Raid contro strutture petrolifere a Idlib e a Deir ez-Zor in Siria

Nelle ultime ore diversi attacchi nei territori controllati dai ribelli

Siria

Nelle ultime ore hanno avuto luogo diversi attacchi contro strutture petrolifere in varie regioni della Siria, nei territori controllati dai ribelli nel nord-ovest del Paese e in zone poste sotto il controllo di milizie iraniane filo-governative nell’est del Paese. Nella città di Sarmada, presso il confine con la Turchia, nel governatorato di Idlib, sette missili hanno colpito strutture petrolifere della compagnia Watad, vicina al gruppo salafita Hay’at Tahrir al Sham (precedentemente noto come Fronte Al Nusra). Lo riferisce l’Osservatorio siriano per i diritti umani, organizzazione non governativa con sede a Londra. Non sono noti ulteriori dettagli riguardo a eventuali vittime o feriti.

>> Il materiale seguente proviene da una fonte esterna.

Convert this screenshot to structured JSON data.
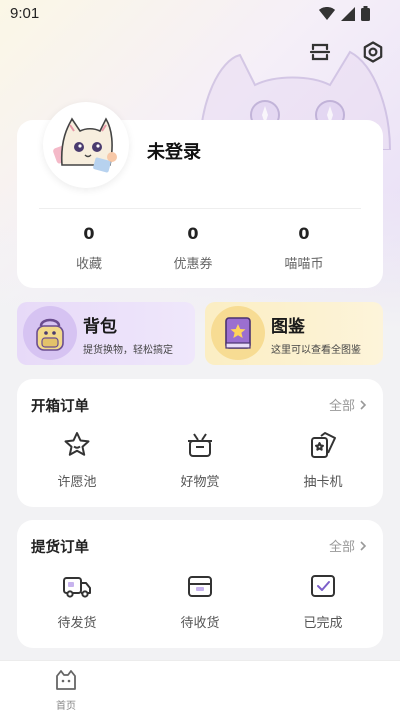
{
  "status_bar": {
    "time": "9:01"
  },
  "header": {
    "scan_icon": "scan-icon",
    "settings_icon": "settings-icon"
  },
  "profile": {
    "username": "未登录",
    "stats": [
      {
        "value": "0",
        "label": "收藏"
      },
      {
        "value": "0",
        "label": "优惠券"
      },
      {
        "value": "0",
        "label": "喵喵币"
      }
    ]
  },
  "promos": {
    "backpack": {
      "title": "背包",
      "subtitle": "提货换物，轻松搞定"
    },
    "catalog": {
      "title": "图鉴",
      "subtitle": "这里可以查看全图鉴"
    }
  },
  "unbox_orders": {
    "title": "开箱订单",
    "all_label": "全部",
    "items": [
      {
        "label": "许愿池",
        "icon": "star-icon"
      },
      {
        "label": "好物赏",
        "icon": "gift-box-icon"
      },
      {
        "label": "抽卡机",
        "icon": "card-icon"
      }
    ]
  },
  "pickup_orders": {
    "title": "提货订单",
    "all_label": "全部",
    "items": [
      {
        "label": "待发货",
        "icon": "truck-icon"
      },
      {
        "label": "待收货",
        "icon": "package-icon"
      },
      {
        "label": "已完成",
        "icon": "check-icon"
      }
    ]
  },
  "tabbar": {
    "home_label": "首页"
  },
  "colors": {
    "accent_purple": "#e7daf8",
    "accent_yellow": "#fbeec3",
    "icon_stroke": "#333333"
  }
}
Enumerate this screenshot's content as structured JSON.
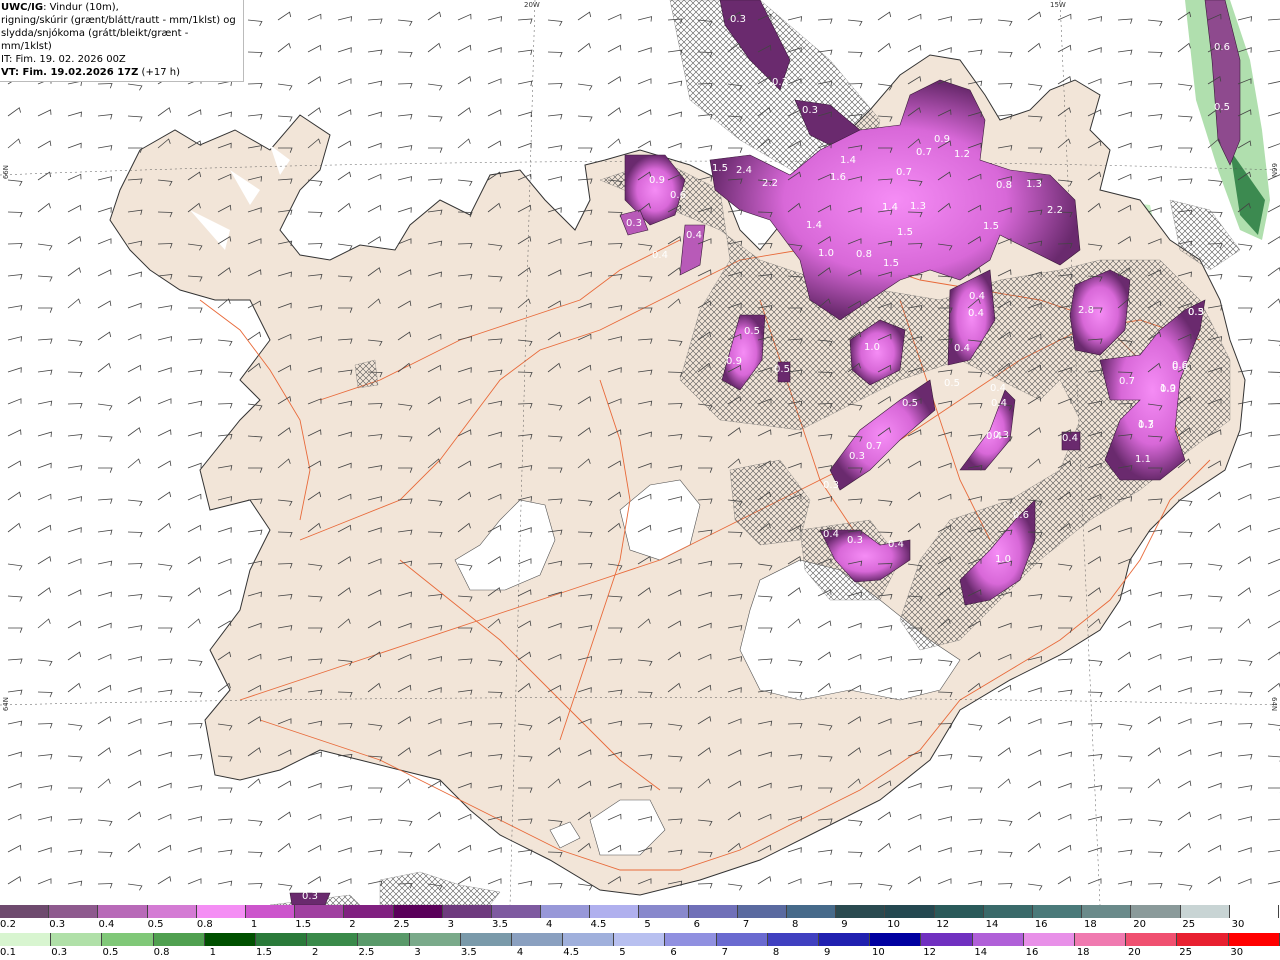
{
  "title_block": {
    "model": "UWC/IG",
    "desc1": ": Vindur (10m),",
    "desc2": "rigning/skúrir (grænt/blátt/rautt - mm/1klst) og",
    "desc3": "slydda/snjókoma (grátt/bleikt/grænt - mm/1klst)",
    "it_line": "IT: Fim. 19. 02. 2026 00Z",
    "vt_bold": "VT: Fim. 19.02.2026 17Z",
    "vt_rest": " (+17 h)"
  },
  "graticule": {
    "top": [
      "20W",
      "15W"
    ],
    "left": [
      "66N",
      "64N"
    ],
    "right": [
      "66N",
      "64N"
    ]
  },
  "colors": {
    "land": "#f2e5d8",
    "coast": "#333333",
    "roads": "#e86a3a",
    "glacier": "#ffffff",
    "snow_light": "#cc66cc",
    "snow_mid": "#ee66ee",
    "snow_dark": "#6a2a6e",
    "rain_light": "#a7dba5"
  },
  "precip_labels": [
    "0.3",
    "0.3",
    "0.3",
    "0.9",
    "0.6",
    "0.3",
    "0.4",
    "0.4",
    "1.5",
    "2.4",
    "2.2",
    "1.4",
    "1.6",
    "0.7",
    "1.2",
    "0.9",
    "0.7",
    "1.4",
    "1.3",
    "1.5",
    "0.8",
    "1.3",
    "2.2",
    "1.4",
    "1.0",
    "0.8",
    "1.5",
    "1.5",
    "0.4",
    "0.4",
    "0.4",
    "0.4",
    "2.8",
    "0.5",
    "0.5",
    "0.9",
    "0.5",
    "1.0",
    "0.5",
    "0.7",
    "0.6",
    "0.3",
    "0.4",
    "0.3",
    "0.4",
    "0.3",
    "0.4",
    "0.3",
    "1.7",
    "1.0",
    "0.6",
    "0.7",
    "1.1",
    "0.3",
    "0.4",
    "0.3",
    "0.4",
    "1.0",
    "0.6",
    "0.5",
    "0.5",
    "0.6",
    "0.3",
    "0.3"
  ],
  "legend_snow": {
    "labels": [
      "0.2",
      "0.3",
      "0.4",
      "0.5",
      "0.8",
      "1",
      "1.5",
      "2",
      "2.5",
      "3",
      "3.5",
      "4",
      "4.5",
      "5",
      "6",
      "7",
      "8",
      "9",
      "10",
      "12",
      "14",
      "16",
      "18",
      "20",
      "25",
      "30"
    ],
    "colors": [
      "#6e4a6e",
      "#8e5a8e",
      "#b86ab8",
      "#d47bd4",
      "#f48ef4",
      "#cc55cc",
      "#a040a0",
      "#802080",
      "#5a005a",
      "#6e3a7e",
      "#7e5aa0",
      "#9898d8",
      "#b0b0ee",
      "#8888cc",
      "#7070b8",
      "#5a6aa0",
      "#466a8a",
      "#2a4a50",
      "#244850",
      "#2a5a5a",
      "#3a6a6a",
      "#4a7a7a",
      "#6a8a8a",
      "#8a9a9a",
      "#c8d4d4",
      "#ffffff"
    ]
  },
  "legend_rain": {
    "labels": [
      "0.1",
      "0.3",
      "0.5",
      "0.8",
      "1",
      "1.5",
      "2",
      "2.5",
      "3",
      "3.5",
      "4",
      "4.5",
      "5",
      "6",
      "7",
      "8",
      "9",
      "10",
      "12",
      "14",
      "16",
      "18",
      "20",
      "25",
      "30"
    ],
    "colors": [
      "#d8f5d0",
      "#b0e0a8",
      "#80c878",
      "#50a050",
      "#005000",
      "#2a7a3a",
      "#3a8a4a",
      "#5a9a6a",
      "#7aaa8a",
      "#7a9aaa",
      "#8aa0c0",
      "#a0b0dc",
      "#b8c0f0",
      "#9090e0",
      "#6a6ad0",
      "#4040c0",
      "#2020b0",
      "#0000a0",
      "#7030c0",
      "#b060d8",
      "#e890e8",
      "#f07ab0",
      "#f05070",
      "#e82030",
      "#ff0000"
    ]
  }
}
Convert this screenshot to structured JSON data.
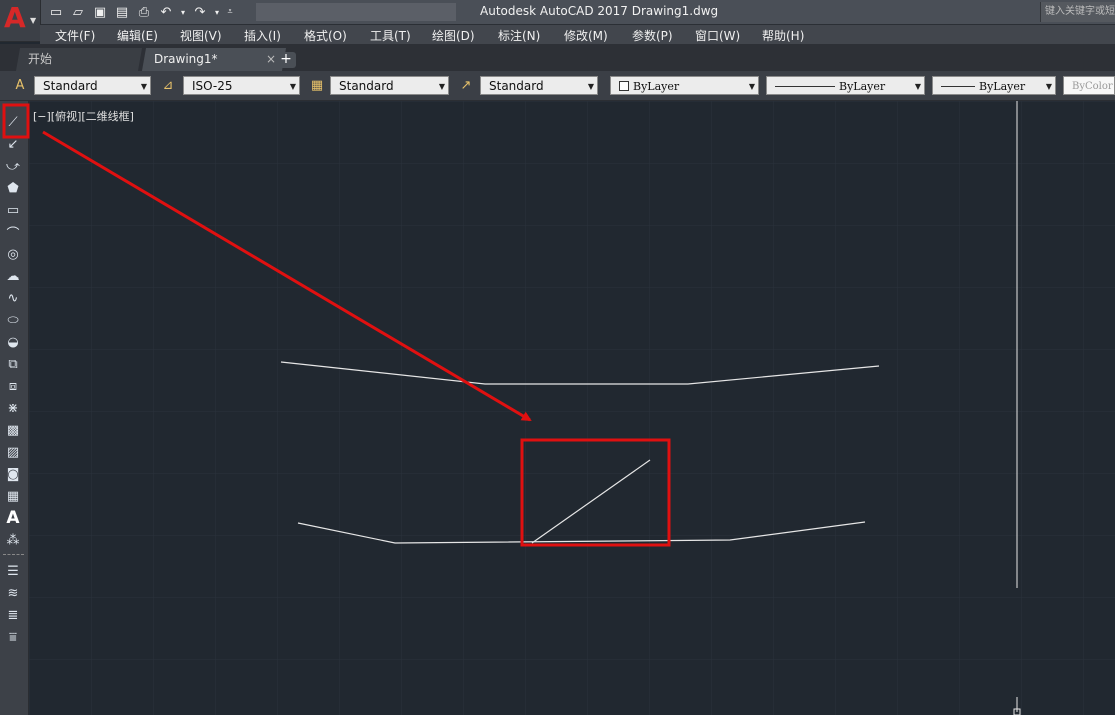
{
  "titlebar": {
    "app_logo": "A",
    "title": "Autodesk AutoCAD 2017    Drawing1.dwg",
    "search_placeholder": "键入关键字或短语",
    "qat_icons": [
      "new-file-icon",
      "open-folder-icon",
      "save-icon",
      "save-as-icon",
      "print-icon",
      "undo-icon",
      "undo-dropdown-icon",
      "redo-icon",
      "redo-dropdown-icon",
      "customize-icon"
    ]
  },
  "menu": {
    "items": [
      "文件(F)",
      "编辑(E)",
      "视图(V)",
      "插入(I)",
      "格式(O)",
      "工具(T)",
      "绘图(D)",
      "标注(N)",
      "修改(M)",
      "参数(P)",
      "窗口(W)",
      "帮助(H)"
    ]
  },
  "tabs": {
    "start": "开始",
    "drawing": "Drawing1*",
    "close_glyph": "×",
    "add_glyph": "+"
  },
  "properties_bar": {
    "text_style": "Standard",
    "dim_style": "ISO-25",
    "table_style": "Standard",
    "multileader_style": "Standard",
    "color": "ByLayer",
    "linetype": "ByLayer",
    "lineweight": "ByLayer",
    "plot_style": "ByColor"
  },
  "left_toolbar": {
    "tools": [
      "line-icon",
      "construction-line-icon",
      "polyline-icon",
      "polygon-icon",
      "rectangle-icon",
      "arc-icon",
      "circle-icon",
      "revision-cloud-icon",
      "spline-icon",
      "ellipse-icon",
      "ellipse-arc-icon",
      "insert-block-icon",
      "make-block-icon",
      "point-icon",
      "hatch-icon",
      "gradient-icon",
      "region-icon",
      "table-icon",
      "mtext-icon",
      "add-selected-icon",
      "layer-1-icon",
      "layer-2-icon",
      "layer-3-icon",
      "layer-4-icon"
    ],
    "text_tool_label": "A"
  },
  "viewport": {
    "label": "[−][俯视][二维线框]"
  },
  "colors": {
    "canvas": "#212830",
    "grid": "#2a323c",
    "annotation_red": "#e01010",
    "drawing_line": "#e6e6e6"
  }
}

Ieri la Ong aveva monitorato la morte di una persona, e il ferimento di diverse altre, presso un impianto della compagnia, che si occupa dell’importazione di carburanti, e dello scoppio di un incendio presso sue strutture e stazioni di servizio, in seguito a un raid aereo condotto dall’aviazione russa presso Sarmada.



In un altro contesto, questa mattina, l’Osservatorio ha monitorato un attacco compiuto da parte di un drone – non identificato – contro pozzi petroliferi situati presso il confine siro-iracheno, nel deserto di Al Bukamal, governatorato di Deir ez-Zor. Secondo fonti della Ong i pozzi in questione erano stati riabilitati dalle milizie iraniane che combattono, nel Paese, a sostegno del presidente siriano Bashar al Assad, dopo la loro distruzione da parte dello Stato islamico (Is). La zona di Al Bukamal ha visto, lo scorso febbraio, un attacco aereo da parte degli Stati Uniti, che ha colpito obiettivi di milizie filo-iraniane irachene in reazione al lancio di razzi contro basi della coalizione internazionale a guida Usa in Iraq.